USD 0,0000
EUR 0,0000
USD/EUR 0,00
ALTIN 000,00
BİST 0.000

HATIRLAMAK

HATIRLAMAK
02-04-2021

Kıyısını dalgalarıyla döverek  genişletip özgürleşmeye çalışan yeşil deniz gibiydi gözleri... Gözünün rengi gözümün rengiydi aslında. Birbirimize ne kadar çok benziyorduk. Zaman zaman pencerenin önünde oturup dışarı bakıyordu uzun uzun. O zaman bir sis kaplıyordu bakışlarını. Hüzün sarıyordu tüm yüzünü. Ne içerideydi ne dışarıda olabilecekti artık. Günlerce oturdu bu pencerenin önünde. Gönlü gitmekle kalmak arasında çırpınıp durdu. Bir yanı kalmaktan yeme, içme, korunma adına hazıra alışmaktan ve karşılığında özgürlüğünü feda etmekten korkarken bir yanı da dışarıdaki hayatın verdiği özgür ama ölümle burun buruna olmaktan korktu.  Bu noktada da kendi iradesi değil, kendinden güçlü birilerinin iradesi devreye girdi. Çare yok, kalacaktı!

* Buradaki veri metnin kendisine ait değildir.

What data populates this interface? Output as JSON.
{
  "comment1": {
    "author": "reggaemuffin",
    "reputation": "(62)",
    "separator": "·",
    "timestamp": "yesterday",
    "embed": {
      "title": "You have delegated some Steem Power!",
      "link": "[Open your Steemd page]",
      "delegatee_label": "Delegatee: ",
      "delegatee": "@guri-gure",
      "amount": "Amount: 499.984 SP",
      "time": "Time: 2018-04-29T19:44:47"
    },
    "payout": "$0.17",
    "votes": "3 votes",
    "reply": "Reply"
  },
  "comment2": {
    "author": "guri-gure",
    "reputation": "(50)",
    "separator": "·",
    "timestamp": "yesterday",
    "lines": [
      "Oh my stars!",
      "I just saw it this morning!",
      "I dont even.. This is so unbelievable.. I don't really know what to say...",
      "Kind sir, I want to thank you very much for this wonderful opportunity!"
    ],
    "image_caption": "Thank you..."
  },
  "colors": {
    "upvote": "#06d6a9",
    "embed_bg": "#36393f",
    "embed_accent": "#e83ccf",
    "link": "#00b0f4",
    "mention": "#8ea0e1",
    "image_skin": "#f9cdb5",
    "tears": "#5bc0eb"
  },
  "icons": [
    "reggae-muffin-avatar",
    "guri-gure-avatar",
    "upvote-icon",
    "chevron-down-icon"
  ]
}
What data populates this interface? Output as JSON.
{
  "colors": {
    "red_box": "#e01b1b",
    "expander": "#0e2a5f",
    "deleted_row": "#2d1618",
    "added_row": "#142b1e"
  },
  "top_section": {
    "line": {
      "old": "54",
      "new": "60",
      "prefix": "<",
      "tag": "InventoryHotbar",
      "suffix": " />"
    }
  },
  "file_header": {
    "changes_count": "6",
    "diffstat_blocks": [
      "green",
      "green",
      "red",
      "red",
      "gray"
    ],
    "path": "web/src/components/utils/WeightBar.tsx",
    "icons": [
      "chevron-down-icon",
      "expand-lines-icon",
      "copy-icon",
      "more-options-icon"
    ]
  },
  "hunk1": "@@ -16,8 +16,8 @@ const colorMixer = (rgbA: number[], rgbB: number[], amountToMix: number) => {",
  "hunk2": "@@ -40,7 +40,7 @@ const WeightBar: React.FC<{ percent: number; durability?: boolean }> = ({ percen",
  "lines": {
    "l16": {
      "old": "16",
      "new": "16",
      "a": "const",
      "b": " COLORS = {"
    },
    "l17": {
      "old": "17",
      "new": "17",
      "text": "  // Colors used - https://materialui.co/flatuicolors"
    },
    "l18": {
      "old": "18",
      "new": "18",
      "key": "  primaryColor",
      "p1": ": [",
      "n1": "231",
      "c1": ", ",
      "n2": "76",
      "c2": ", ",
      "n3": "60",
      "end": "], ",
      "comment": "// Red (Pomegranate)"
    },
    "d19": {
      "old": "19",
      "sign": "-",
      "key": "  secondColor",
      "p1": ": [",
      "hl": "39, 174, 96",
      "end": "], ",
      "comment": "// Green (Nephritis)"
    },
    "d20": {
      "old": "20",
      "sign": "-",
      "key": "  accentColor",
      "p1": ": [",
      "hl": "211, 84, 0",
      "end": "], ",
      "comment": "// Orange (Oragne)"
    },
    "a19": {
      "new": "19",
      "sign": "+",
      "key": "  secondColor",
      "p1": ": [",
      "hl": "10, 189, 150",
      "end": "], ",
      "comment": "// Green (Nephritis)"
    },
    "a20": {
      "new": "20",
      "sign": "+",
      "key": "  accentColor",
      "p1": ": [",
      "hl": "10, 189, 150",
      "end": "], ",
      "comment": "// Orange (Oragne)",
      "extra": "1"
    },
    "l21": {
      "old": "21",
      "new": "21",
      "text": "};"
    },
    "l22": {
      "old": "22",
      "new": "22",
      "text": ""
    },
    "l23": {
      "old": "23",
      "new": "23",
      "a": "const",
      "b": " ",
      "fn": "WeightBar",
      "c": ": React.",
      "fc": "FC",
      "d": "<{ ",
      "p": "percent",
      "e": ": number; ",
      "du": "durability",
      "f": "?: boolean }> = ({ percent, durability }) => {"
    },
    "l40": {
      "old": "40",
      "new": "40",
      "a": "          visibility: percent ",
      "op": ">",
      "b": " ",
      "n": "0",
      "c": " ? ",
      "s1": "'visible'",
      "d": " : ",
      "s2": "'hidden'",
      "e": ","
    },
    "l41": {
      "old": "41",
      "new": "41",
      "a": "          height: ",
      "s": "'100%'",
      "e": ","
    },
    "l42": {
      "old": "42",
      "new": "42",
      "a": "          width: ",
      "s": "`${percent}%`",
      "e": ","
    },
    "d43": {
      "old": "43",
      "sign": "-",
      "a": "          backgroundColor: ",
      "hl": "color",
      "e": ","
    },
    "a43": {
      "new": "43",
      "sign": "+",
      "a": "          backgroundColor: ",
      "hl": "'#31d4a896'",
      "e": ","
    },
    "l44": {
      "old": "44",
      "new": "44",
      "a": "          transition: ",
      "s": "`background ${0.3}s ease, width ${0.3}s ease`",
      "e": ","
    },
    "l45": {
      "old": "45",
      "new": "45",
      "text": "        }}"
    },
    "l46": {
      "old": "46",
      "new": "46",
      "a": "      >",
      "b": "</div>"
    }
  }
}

Ben de onun gibiydim işte. Benzeyen çok yönümüz vardı. Gözlerimin rengi; sanki suyunun mavisi, güneş ışığının sarısıyla sevişmiş de yemyeşil bir deniz haline gelmişti. İnsan sevemez olduğum, dışarıda olmaktan delice korktuğum günlerdi. Hayata karışmayı hem istiyor hem de unutmuş gibiydim. Oturduğu pencere önünde yanına sokuluyor, onunkiler kadar puslanmış gözlerimi uzaklara dikiyordum. Birlikte bir hüznü paylaşıyorduk. Konuşmadan ortak özlemin, korkunun duygudaşlığını kuruyorduk. Birbirimizi fark etmemizle tatlılaşan bakışlarımız zaman zaman çarpışıyordu. O zaman yeşili çağlıyordu gözlerimizin, ırmak ırmak akıyorduk birbirimize. O, hiç konuşmuyordu ama onu çok iyi anlıyordum. Bense bazen gevezelik derecesinde konuşuyordum yalan olmasın; yine de yadırgamıyordu, "Başımı ağrıttın." demiyordu. Hep müşfik bakıyordu. Sonsuzleyin bakıyordu. Çizgi çizgi ezberlemeye başlamıştı bence yüzümü. Kaz ayakları, alın, çene, dudak üstü derken bir kırk yaş yüzü haritasını çoktan çıkarmıştı yüzümde. Umutsuzluğumu, bezginliğimi, pişmanlıklarımı ve hatta isteklerimi de çıkarması işten bile değildi.  Sadece yüzüme değil derinime bakıyordu çünkü. İçimi ilmik ilmik okuyordu bundan eminim.

Zamanla onun gitmeye dair özlemi ve isteği; kalmaya dair de korkusu silindi. Benimse üstü çoktan örtülmüş bazı duygularım rutininde çarpan kalbimde yeniden  can buldu. Örneğin hoşgörüyü ve sabrı unutmuştum. Daha doğrusu son birkaç yıl içinde arkadaş, akraba, dost dediğim insanlar unutturmuştu bu duyguları. Şimdi bu duyguların canlanışı garip bir zevk ve hüzün veriyordu. İçimde dirilişler vardı. Her diriliş umuttu. Her diriliş aynı zamanda geçmişi hatırlatıp hüzün yaratıyordu. Umut, garip bir şekilde bu mini mini canlının varlığından kaynaklanıyordu. O varken artık ben de korkmuyordum. İnsan tanımaya ve sevmeye de eskisi gibi lüzum daha doğrusu istek duymuyordum. İnsan dediklerimizin söndürdüğü duyguları "Nankör kedi." dediğimiz ama hiç de öyle olmayan Dumancık açığa çıkarmıştı. Çok değil yetmiş gün önce evimize gelen ve  kısa sürede aileden biri olan bu deli kız bir kez minnet dolu, bir kez sevgiyle, bir kez anlayarak ve müşfikçe baktığında tüm umutsuzluğum siliniyordu.  Patisiyle yüzümü okşadığında ya da pütürlü diliyle battaniyeden fırlayan elimin sırtını yaladığında anlıyordum insanın aslında bir hayvanı sevmekle derinleşebileceğini.  Yeniden insan olmanın farkına vardım. Dünyadan ve başkalarından insanlık adına umudu kessem de kendimden kesmedimse  sayende be Duman.

Meğer bir insanı sevmekle biten duygular bir hayvanı sevmekle tekrar hatırlanabiliyormuş. Bana hatırlattıkların için iyi ki varsın.